High-resolution, 3D reconstructions of the ONH were generated for three normal human donor eyes immersion fixed at 10 mmHg using a custom, microtome-based 3D tissue reconstruction system that serially images the embedded tissue block face at 1.5 µm resolution in the fluorescent domain after each 1.5 µm section is cut. The images are then aligned and stacked into a digital 3D ONH reconstruction with 1.5x1.5x1.5 µm voxel resolution. The lamina cribrosa (LC) architecture was delineated and segmented (Grau et al., IEEE TMI 2006; Downs et al, IOVS 2007) and the laminar microarchitecture was sampled on a discrete grid to compute the connective tissue volume fraction (CTVF) and the predominant laminar beam orientation within each sampling volume (Roberts et al, IOVS 2009). The use of overlapping sampling volumes allowed the generation of a smooth, continuous CTVF and beam orientation maps.

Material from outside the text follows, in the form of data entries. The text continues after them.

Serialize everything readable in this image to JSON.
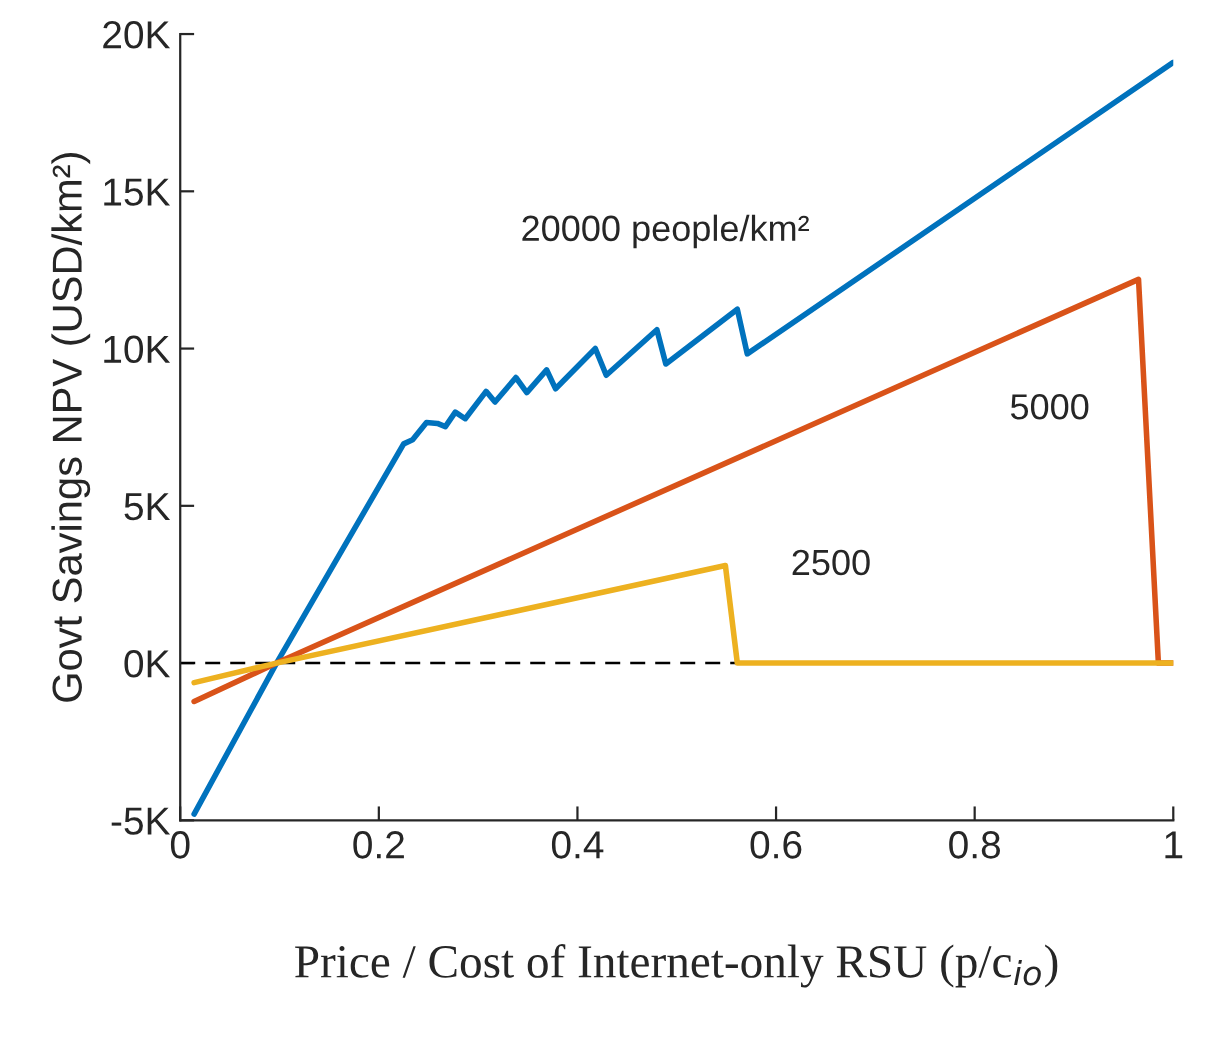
{
  "chart_data": {
    "type": "line",
    "xlabel": "Price / Cost of Internet-only RSU (p/c$_{io}$)",
    "ylabel": "Govt Savings NPV (USD/km²)",
    "series": [
      {
        "name": "20000 people/km²",
        "color": "#0072bd",
        "x": [
          0.014,
          0.097,
          0.225,
          0.234,
          0.248,
          0.259,
          0.267,
          0.277,
          0.287,
          0.308,
          0.317,
          0.338,
          0.349,
          0.369,
          0.378,
          0.418,
          0.429,
          0.48,
          0.489,
          0.561,
          0.571,
          1.0
        ],
        "values": [
          -4.8,
          0,
          6.97,
          7.1,
          7.65,
          7.62,
          7.52,
          7.98,
          7.77,
          8.64,
          8.3,
          9.08,
          8.6,
          9.32,
          8.72,
          10.0,
          9.15,
          10.6,
          9.51,
          11.25,
          9.83,
          19.1
        ]
      },
      {
        "name": "5000",
        "color": "#d95319",
        "x": [
          0.014,
          0.097,
          0.965,
          0.985,
          1.0
        ],
        "values": [
          -1.22,
          0,
          12.2,
          0,
          0
        ]
      },
      {
        "name": "2500",
        "color": "#edb120",
        "x": [
          0.014,
          0.097,
          0.549,
          0.561,
          1.0
        ],
        "values": [
          -0.62,
          0,
          3.1,
          0,
          0
        ]
      }
    ],
    "ref_lines": [
      {
        "axis": "y",
        "value": 0,
        "color": "#000000",
        "line_style": "dashed"
      }
    ],
    "xlim": [
      0,
      1
    ],
    "xticks": [
      0,
      0.2,
      0.4,
      0.6,
      0.8,
      1
    ],
    "ylim": [
      -5,
      20
    ],
    "yticks": [
      {
        "value": -5,
        "label": "-5K"
      },
      {
        "value": 0,
        "label": "0K"
      },
      {
        "value": 5,
        "label": "5K"
      },
      {
        "value": 10,
        "label": "10K"
      },
      {
        "value": 15,
        "label": "15K"
      },
      {
        "value": 20,
        "label": "20K"
      }
    ],
    "grid": false,
    "legend": false
  }
}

For the eyes processed, the laminar beams are generally oriented radially in the periphery of the LC in the inferior-nasal (IN) sector and tangentially aligned in the superior-temporal (ST) quadrant (Figure). The IN region systematically presented the highest degree of beam orientation anisotropy. In these three volumes, no consistent CTVF pattern seemed to emerge.
Results suggest that CTVF and the fiber orientation at the periphery of the LC vary regionally in human eyes, which likely influence the biomechanical behavior of the LC and ONH.